说明（由申请人提供）：2009年全球报告了2.43亿例疟疾病例和86.3万例归因于疟疾的死亡。为了从一个人传播到另一个人，疟疾寄生虫（疟原虫）必须在蚊子体内完成一个复杂的发育程序，并在蚊子先天免疫系统的攻击下存活下来。我们的长期目标是发现蚊子参与抗疟原虫防御的microrna，阐明这些microrna的分子功能，并利用这些知识来帮助未来控制疟疾传播。microrna是大多数真核生物中的小内源性调节分子。在动物中，成熟的microrna被整合到microrna诱导的沉默复合体（miRISC）中，并与特定靶mRNA的3'非翻译区相关联，通过抑制翻译或mRNA降解来抑制基因表达。在冈比亚按蚊中，一些microrna的水平受到疟原虫感染的显著影响。rnai介导的Dicer-1或Argonaute-1 （microRNA通路的关键成分）的沉默已被证明可以提高寄生虫的存活率。
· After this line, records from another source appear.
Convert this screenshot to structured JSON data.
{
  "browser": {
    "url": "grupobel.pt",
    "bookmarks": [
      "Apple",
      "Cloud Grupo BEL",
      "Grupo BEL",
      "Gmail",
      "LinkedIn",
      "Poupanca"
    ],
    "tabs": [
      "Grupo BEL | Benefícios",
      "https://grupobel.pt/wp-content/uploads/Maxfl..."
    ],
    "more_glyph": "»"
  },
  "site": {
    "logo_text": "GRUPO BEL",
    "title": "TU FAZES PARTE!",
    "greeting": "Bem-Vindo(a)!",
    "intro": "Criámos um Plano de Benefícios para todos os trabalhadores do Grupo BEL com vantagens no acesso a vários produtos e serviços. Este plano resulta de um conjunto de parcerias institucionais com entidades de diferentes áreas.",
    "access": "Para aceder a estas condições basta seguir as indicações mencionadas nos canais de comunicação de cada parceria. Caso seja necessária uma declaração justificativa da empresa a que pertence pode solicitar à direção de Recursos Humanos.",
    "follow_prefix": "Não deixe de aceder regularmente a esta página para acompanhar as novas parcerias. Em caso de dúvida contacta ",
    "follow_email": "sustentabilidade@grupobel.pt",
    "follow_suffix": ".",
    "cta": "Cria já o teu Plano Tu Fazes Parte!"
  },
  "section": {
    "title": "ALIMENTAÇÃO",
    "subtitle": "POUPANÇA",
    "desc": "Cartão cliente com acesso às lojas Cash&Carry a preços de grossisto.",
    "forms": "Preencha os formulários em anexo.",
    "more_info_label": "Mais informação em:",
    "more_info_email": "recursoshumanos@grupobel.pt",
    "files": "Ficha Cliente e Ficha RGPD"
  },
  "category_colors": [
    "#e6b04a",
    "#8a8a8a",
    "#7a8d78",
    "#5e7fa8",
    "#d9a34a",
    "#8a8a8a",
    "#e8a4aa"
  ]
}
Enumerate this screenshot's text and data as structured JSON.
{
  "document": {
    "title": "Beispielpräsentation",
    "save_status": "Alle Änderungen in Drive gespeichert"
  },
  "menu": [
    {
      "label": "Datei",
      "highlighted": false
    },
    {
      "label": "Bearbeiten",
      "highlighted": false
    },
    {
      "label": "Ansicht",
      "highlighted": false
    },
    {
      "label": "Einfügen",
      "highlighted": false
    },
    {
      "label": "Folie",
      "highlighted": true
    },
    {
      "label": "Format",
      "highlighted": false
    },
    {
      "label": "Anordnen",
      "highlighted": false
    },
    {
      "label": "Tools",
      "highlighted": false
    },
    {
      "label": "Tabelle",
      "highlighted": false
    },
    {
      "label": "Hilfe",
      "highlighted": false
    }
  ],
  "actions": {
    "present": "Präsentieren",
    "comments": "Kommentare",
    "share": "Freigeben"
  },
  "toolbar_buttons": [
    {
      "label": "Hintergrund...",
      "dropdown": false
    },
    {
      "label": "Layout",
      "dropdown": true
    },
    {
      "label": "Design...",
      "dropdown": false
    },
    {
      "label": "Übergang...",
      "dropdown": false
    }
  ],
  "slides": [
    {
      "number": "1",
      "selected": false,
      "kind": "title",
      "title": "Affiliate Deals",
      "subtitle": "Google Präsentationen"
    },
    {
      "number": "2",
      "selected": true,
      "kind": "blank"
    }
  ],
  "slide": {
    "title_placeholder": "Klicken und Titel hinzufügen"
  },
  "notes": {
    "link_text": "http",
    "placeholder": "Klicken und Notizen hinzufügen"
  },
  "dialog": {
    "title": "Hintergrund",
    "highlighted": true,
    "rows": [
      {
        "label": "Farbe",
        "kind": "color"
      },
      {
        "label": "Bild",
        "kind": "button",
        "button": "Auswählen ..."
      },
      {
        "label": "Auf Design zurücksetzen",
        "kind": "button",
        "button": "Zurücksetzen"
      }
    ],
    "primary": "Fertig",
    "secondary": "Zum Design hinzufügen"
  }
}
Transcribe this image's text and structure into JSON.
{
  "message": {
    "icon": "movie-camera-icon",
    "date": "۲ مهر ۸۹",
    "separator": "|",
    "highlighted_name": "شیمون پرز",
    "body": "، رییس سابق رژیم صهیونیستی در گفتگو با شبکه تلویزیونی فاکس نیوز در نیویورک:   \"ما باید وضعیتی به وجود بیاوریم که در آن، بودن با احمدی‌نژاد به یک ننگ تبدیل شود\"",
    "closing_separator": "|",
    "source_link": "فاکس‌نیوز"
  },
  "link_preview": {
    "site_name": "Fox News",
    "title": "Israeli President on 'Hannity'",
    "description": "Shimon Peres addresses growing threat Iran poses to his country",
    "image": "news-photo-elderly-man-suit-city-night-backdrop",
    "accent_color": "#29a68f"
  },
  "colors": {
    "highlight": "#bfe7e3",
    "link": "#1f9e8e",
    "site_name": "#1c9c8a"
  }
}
因此，我们假设microrna在调节蚊子对疟疾寄生虫的防御反应中起重要作用。为了验证这一假设，我们需要找到蚊子的mrna，这些mrna只有在蚊子接触到血液中的疟疾寄生虫后才会被microrna特异性调节。仅通过计算方法预测microRNA靶标通常受到高假阳性率的阻碍。我们将使用HITS-CLIP（通过交联免疫沉淀分离的rna的高通量测序）方法来捕获和鉴定miRISC中Argonaute-1结合的microrna和靶mrna。这将揭示中肠中表达的所有信使rna的精确靶点。本项目的具体目的是：(1)确定在恶性疟原虫入侵过程中富集miRISC的冈比亚按蚊microrna。(2)鉴定受microrna选择性调控的蚊子信使rna，以应对疟原虫的侵袭。我们提出的研究解决了在蚊子-疟原虫相互作用中对microRNA功能理解的严重空白，并可能为阻断疟疾传播提供新的分子靶点。